Gravações de Amália Rodrigues candidatas a programa da UNESCO

O Ministério da Cultura vai candidatar as gravações de Amália Rodrigues ao programa da UNESCO “Memória do Mundo”, pelo “valor universal excecional do registo da sua voz e da sua música”, anunciou o gabinete da ministra.

“No ano em que se celebra o centenário de Amália Rodrigues, queremos sublinhar a importância e o valor universal excecional do registo da sua voz e da sua música, fazendo jus à sua carreira de dimensão mundial, através do reconhecimento pela Organização das Nações Unidas para a Educação, a Ciência e a Cultura (UNESCO) das gravações da cantora como “Memória do Mundo””, afirma a ministra Graça Fonseca, em comunicado.

A candidatura será promovida através da equipa do Arquivo Nacional do Som, em colaboração com a empresa Edições Valentim de Carvalho, proprietários da coleção de fitas-magnéticas gravadas pela intérprete entre 1951 e 1990 e de outras gravações, algumas nunca publicadas, como ensaios, diferentes ‘takes’, experiências de gravação, gravações informais, entre outras.

Segundo a tutela, esta candidatura surge na sequência do trabalho há muito desenvolvido pela Valentim de Carvalho na preservação e divulgação deste fundo documental, e do início de um trabalho conjunto com a equipa do Arquivo Nacional do Som.

O ministério sublinha que esta candidatura não só afirma a importância do fundo documental como reforça, na prática, a visibilidade destes documentos.

Amália Rodrigues, intérprete associada a um repertório português como é o Fado, foi responsável pelo conhecimento e projeção deste género além-fronteiras, sem ter deixado de se preocupar com a sua renovação.

Quando fala em fronteiras, o Governo refere-se a “todas as fronteiras”, ultrapassando as meramente territoriais, que ficaram marcadas pela apresentação da cantora “ao vivo” e pela publicação dos seus discos “praticamente em todo o mundo, da Austrália ao Azerbaijão”, com atuações tanto em palcos de pequenas aldeias italianas, como no Lincoln Center de Nova Iorque.

Amália Rodrigues ultrapassou também as fronteiras linguísticas, interpretando repertório em diversas línguas, como português, castelhano, italiano, francês, ou inglês, mas sobretudo as fronteiras do género musical, “afirmando-se como intérprete do fado mas também das rancheras mexicanas, do flamenco ou da canção italiana, entre outros repertórios, inspirando autores como Aznavour ou Vinicius de Moraes que para ela compuseram”.

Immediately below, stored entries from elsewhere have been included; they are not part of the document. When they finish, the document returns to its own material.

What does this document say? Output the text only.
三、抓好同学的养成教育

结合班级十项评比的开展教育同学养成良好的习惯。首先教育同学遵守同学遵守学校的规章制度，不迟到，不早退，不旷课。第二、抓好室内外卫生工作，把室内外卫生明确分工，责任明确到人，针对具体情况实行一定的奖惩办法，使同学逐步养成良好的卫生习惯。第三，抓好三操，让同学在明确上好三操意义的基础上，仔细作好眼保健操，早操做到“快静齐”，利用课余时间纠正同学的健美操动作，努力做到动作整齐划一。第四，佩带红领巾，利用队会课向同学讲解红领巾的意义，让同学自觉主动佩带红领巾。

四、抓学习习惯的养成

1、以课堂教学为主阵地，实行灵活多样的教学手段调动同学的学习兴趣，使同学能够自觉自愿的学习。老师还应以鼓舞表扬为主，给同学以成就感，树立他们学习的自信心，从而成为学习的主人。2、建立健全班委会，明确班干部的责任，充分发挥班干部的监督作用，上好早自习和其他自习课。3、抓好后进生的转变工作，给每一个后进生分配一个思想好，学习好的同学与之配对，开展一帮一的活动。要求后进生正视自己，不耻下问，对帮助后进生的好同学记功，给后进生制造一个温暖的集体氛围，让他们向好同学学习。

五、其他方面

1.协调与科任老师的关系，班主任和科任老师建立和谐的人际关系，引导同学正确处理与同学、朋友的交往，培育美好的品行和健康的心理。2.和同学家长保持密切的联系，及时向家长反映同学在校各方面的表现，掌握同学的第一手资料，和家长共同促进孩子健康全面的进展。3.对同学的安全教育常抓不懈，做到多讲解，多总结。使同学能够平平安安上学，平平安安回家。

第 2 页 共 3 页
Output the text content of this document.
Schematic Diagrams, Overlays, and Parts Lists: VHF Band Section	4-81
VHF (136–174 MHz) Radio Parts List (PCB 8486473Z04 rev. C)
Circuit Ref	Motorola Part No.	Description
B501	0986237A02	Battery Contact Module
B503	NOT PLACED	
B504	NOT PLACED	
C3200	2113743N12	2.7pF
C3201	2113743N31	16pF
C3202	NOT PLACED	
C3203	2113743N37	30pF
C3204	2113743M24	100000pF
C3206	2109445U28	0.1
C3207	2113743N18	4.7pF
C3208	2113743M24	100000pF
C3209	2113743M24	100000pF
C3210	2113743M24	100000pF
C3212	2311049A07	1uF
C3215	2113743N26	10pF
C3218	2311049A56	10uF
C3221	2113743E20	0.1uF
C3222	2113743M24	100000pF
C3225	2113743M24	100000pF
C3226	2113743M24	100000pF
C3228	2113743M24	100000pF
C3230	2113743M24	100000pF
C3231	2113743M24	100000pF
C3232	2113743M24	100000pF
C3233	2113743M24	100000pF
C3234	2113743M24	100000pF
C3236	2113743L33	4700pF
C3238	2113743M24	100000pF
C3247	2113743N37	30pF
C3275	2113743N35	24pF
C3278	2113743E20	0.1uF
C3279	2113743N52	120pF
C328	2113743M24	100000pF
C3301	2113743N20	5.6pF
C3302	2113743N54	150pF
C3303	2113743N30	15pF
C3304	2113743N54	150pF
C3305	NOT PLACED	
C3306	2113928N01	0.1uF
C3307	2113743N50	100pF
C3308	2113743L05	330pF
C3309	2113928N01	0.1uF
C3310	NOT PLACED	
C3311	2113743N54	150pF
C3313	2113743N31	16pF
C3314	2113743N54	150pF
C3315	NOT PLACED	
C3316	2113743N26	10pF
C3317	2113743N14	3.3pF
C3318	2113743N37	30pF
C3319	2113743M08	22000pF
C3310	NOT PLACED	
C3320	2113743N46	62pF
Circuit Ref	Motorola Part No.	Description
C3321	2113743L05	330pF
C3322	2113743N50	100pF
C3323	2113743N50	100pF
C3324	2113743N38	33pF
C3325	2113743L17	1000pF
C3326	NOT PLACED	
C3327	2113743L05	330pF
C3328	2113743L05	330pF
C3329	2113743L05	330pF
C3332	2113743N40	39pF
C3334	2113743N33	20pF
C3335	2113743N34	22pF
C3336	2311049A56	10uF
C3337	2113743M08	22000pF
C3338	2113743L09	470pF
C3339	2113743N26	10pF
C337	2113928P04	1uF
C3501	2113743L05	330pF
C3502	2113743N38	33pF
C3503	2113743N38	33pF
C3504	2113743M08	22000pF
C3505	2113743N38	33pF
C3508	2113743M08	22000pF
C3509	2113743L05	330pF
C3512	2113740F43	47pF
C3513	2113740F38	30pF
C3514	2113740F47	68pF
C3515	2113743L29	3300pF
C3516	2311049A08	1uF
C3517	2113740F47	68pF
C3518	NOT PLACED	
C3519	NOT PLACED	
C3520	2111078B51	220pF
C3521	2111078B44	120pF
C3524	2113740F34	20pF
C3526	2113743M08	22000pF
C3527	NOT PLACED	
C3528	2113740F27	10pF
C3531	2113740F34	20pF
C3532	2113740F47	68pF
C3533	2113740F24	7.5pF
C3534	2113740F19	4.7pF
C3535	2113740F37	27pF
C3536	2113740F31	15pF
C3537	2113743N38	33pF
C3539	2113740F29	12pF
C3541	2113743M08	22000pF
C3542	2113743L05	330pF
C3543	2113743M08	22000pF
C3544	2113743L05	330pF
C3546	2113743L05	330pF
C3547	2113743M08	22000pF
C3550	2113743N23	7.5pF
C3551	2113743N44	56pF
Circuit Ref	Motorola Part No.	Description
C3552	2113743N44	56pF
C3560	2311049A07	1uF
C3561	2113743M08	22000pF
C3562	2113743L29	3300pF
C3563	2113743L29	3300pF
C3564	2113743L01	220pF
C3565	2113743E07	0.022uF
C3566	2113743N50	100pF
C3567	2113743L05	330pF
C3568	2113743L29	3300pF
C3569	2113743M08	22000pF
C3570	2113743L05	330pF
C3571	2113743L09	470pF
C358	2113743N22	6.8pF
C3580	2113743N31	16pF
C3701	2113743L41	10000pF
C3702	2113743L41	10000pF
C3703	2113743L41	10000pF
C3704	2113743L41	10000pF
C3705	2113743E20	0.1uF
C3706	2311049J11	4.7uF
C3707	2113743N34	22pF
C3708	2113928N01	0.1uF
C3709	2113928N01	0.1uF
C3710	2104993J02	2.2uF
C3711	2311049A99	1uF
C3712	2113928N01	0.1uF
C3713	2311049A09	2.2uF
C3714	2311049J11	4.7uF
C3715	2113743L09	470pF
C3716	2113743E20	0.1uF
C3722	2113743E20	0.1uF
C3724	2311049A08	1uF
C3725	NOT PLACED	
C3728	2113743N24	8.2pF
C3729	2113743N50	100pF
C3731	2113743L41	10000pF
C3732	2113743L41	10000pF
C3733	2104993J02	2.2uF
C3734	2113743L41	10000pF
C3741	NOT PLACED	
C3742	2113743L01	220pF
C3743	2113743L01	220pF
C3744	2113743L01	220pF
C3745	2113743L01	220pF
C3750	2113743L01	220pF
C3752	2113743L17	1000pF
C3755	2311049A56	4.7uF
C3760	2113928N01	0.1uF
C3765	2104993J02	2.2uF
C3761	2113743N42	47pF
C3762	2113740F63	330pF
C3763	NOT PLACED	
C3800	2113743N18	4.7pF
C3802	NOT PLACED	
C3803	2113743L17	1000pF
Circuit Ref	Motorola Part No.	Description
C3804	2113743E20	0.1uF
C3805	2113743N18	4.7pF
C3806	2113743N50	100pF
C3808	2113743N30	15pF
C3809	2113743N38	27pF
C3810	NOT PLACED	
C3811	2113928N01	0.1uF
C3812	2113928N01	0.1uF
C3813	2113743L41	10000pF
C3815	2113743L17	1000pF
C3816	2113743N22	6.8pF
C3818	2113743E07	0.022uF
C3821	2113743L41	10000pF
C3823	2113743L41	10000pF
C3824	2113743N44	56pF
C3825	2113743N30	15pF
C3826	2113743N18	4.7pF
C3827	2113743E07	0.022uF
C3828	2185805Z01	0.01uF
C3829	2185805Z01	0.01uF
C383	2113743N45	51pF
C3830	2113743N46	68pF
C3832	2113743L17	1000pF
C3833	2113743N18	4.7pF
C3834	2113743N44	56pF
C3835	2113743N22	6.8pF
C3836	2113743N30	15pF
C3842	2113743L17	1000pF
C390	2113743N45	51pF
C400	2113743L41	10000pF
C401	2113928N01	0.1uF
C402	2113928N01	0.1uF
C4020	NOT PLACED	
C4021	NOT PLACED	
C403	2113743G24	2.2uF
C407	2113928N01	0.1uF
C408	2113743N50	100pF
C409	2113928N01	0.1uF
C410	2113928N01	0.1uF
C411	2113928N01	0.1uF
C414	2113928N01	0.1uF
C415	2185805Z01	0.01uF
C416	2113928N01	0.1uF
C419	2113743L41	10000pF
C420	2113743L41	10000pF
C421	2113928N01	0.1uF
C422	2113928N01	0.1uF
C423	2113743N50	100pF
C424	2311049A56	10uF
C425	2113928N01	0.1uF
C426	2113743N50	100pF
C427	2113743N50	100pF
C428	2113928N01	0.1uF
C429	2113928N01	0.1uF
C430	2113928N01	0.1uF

Graças a uma capacidade musical “fora de série”, a cantora “revolucionou o género nas suas múltiplas dimensões: musical, poética, estilo interpretativo”.

A candidatura das gravações de Amália Rodrigues à UNESCO tem uma forte vertente patrimonial, de reconhecer a importância universal destes documentos, de os preservar e divulgar.